Claro que minhas amigas não concordavam com isso e deixavam minha vida um pouquinho mais difícil.
— Não sei como você consegue, eles praticamente esbanjam amor, parece um comercial de manteiga. – Clarisse diz observando o casal margarida de longe enquanto mordia sua torrada. Reviro os olhos me mantendo focada demais no meu creme brulé. — Você é muito calma.
— Uhum. – Becky concorda com a cabeça terminando sua garrafinha d'água, já que a mesma diz estar de dieta para o próximo jogo. Eu não a entendia, ela tinha o corpo perfeito de atleta e cabelos graciosos platinados que a faziam entrar na lista das mais bonitas da escola, mas mesmo assim se jogava de cabeça nas dietas. — Se dependesse de mim seria eu no lugar dela. – Aponta com a garrafinha para Nicole.
Mas é claro! Se dependesse de mim eu também estaria no lugar de Nicole, mas não depende e só de pensar nisso já me cansa. Prefiro deixar tudo para Deus, discutir isso com Clarisse e Becky era total perda de tempo, elas não entendiam a minha fé, não entendia no que eu acreditava, nem todas as palavras do mundo poderiam fazê-las ver isso.
Por esse motivo, acenei com a cabeça e mudei rapidamente de assunto para algo que elas estavam mais interessadas, deu certo já que o falatório começou em força total. Mas enquanto eu ria e fingia animação, o olhei de esgueira, rapidamente. Você sorria para a rodinha de pessoas em volta de vocês enquanto abraçava Nicole por trás, igualmente radiante. Realmente parecia comercial de margarina.

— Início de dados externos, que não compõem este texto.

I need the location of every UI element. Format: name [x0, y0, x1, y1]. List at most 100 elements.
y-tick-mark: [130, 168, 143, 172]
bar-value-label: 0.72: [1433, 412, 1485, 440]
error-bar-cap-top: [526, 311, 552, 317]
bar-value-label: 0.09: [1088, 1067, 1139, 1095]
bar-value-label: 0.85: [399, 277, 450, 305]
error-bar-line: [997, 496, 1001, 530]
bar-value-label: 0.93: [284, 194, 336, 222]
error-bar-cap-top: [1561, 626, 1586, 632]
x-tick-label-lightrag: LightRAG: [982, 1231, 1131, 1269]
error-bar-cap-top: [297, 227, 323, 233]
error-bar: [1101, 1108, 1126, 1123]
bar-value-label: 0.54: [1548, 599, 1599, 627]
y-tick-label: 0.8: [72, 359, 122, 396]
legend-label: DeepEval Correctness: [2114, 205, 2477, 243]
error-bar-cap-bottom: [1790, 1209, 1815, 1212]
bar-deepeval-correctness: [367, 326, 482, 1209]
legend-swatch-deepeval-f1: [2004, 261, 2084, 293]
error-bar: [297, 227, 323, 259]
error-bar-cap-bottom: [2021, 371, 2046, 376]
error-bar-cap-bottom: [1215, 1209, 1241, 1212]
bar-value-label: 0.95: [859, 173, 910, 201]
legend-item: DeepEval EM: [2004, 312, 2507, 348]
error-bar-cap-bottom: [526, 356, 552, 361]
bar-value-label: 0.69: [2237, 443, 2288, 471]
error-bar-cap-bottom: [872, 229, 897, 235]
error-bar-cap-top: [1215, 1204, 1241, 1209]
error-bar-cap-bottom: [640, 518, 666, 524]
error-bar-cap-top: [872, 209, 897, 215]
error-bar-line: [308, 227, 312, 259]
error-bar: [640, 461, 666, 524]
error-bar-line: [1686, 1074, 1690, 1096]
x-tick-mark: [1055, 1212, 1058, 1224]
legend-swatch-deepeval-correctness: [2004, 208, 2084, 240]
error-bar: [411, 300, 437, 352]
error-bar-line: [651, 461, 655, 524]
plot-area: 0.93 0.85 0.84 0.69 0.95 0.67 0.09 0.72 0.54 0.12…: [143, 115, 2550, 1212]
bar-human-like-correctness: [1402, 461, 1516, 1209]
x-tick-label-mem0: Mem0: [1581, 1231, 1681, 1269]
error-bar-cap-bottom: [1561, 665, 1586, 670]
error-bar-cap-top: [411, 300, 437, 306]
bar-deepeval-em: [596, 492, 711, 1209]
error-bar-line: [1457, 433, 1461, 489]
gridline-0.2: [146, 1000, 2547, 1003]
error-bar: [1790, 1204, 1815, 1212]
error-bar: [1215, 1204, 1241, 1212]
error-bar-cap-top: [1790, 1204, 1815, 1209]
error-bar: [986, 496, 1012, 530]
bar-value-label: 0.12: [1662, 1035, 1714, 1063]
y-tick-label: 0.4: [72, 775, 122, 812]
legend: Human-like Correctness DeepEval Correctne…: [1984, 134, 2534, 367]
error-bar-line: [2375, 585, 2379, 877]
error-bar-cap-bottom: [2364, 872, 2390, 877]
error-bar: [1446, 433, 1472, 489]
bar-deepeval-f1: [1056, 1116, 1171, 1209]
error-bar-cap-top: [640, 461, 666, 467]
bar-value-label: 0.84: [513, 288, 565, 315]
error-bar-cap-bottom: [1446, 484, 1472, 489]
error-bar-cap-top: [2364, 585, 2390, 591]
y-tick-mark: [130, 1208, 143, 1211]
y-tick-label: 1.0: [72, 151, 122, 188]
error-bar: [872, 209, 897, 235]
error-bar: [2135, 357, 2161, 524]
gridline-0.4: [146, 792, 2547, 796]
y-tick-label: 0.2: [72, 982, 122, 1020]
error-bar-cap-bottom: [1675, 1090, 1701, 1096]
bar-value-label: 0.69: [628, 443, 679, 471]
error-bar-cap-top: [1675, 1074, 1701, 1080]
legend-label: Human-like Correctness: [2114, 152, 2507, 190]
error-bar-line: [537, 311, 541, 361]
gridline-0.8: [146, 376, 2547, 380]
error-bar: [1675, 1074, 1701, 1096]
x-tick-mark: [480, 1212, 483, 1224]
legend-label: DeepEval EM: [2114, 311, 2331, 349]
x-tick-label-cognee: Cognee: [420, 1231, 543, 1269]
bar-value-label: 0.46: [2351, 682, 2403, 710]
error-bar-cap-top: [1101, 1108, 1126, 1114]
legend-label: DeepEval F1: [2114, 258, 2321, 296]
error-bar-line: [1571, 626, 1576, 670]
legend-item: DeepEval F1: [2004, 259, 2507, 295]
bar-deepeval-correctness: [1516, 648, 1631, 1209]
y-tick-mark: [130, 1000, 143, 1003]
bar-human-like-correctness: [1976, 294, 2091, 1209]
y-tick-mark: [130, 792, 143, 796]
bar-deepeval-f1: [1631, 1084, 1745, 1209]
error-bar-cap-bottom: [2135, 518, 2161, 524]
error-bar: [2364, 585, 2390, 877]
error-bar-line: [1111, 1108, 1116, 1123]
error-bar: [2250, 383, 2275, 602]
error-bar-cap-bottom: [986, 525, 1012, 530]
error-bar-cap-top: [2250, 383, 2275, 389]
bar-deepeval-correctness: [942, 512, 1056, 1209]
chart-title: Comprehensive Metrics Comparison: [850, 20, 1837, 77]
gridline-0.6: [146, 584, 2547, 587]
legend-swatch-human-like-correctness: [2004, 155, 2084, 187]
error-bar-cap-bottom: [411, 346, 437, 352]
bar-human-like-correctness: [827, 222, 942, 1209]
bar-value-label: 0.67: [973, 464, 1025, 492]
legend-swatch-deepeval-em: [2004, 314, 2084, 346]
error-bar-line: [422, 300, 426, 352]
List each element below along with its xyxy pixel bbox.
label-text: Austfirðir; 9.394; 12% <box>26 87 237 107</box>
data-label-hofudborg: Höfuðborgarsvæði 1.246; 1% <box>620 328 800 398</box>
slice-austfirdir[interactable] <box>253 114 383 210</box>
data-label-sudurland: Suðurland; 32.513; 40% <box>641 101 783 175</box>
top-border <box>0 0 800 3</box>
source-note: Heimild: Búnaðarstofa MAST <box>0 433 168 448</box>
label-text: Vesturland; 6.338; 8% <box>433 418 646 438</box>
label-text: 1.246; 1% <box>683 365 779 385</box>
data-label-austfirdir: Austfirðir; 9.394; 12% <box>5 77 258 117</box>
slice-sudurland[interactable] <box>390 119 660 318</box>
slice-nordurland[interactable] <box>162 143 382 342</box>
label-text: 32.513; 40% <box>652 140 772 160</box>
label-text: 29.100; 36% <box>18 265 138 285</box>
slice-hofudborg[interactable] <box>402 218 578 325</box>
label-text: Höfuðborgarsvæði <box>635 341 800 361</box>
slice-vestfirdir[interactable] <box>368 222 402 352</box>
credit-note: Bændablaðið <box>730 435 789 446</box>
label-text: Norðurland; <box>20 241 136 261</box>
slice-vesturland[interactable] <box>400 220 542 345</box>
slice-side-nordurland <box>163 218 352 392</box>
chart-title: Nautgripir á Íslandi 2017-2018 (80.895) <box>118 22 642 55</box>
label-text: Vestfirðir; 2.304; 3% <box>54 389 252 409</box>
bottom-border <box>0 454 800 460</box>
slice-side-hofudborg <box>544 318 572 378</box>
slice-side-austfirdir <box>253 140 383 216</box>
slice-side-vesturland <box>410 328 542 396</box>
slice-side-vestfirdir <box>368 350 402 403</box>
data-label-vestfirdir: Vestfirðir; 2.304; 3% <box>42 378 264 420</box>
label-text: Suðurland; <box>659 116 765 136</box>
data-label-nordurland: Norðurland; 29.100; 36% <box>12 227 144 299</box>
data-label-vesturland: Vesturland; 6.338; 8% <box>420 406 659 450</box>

Por um segundo, sua cabeça se virou em minha direção, seus olhos azuis alheios ao que via me fitou rapidamente antes de voltar a conversa. Suspirei em frustração me sentindo pior do que quando você não notava minha existência. Assim era melhor, você não sabia da minha obsessão e eu estava protegida embaixo do amor platônico.
No fim das contas, seu namoro com Nicole durou oito meses e mesmo depois do término, vocês ainda conversavam e riam juntos pelos corredores. Achei aquilo bonito e fiquei enciumada ao mesmo tempo. Incrívelmente irritante.
Você estava solteiro de novo e aquilo recuperou minhas forças, mas mesmo assim não consegui me aproximar. Não entendia o porquê, me dava tremedeira e falta de ar, o nervosismo era tão grande que quando te via no corredor corria para o outro lado, totalmente patética.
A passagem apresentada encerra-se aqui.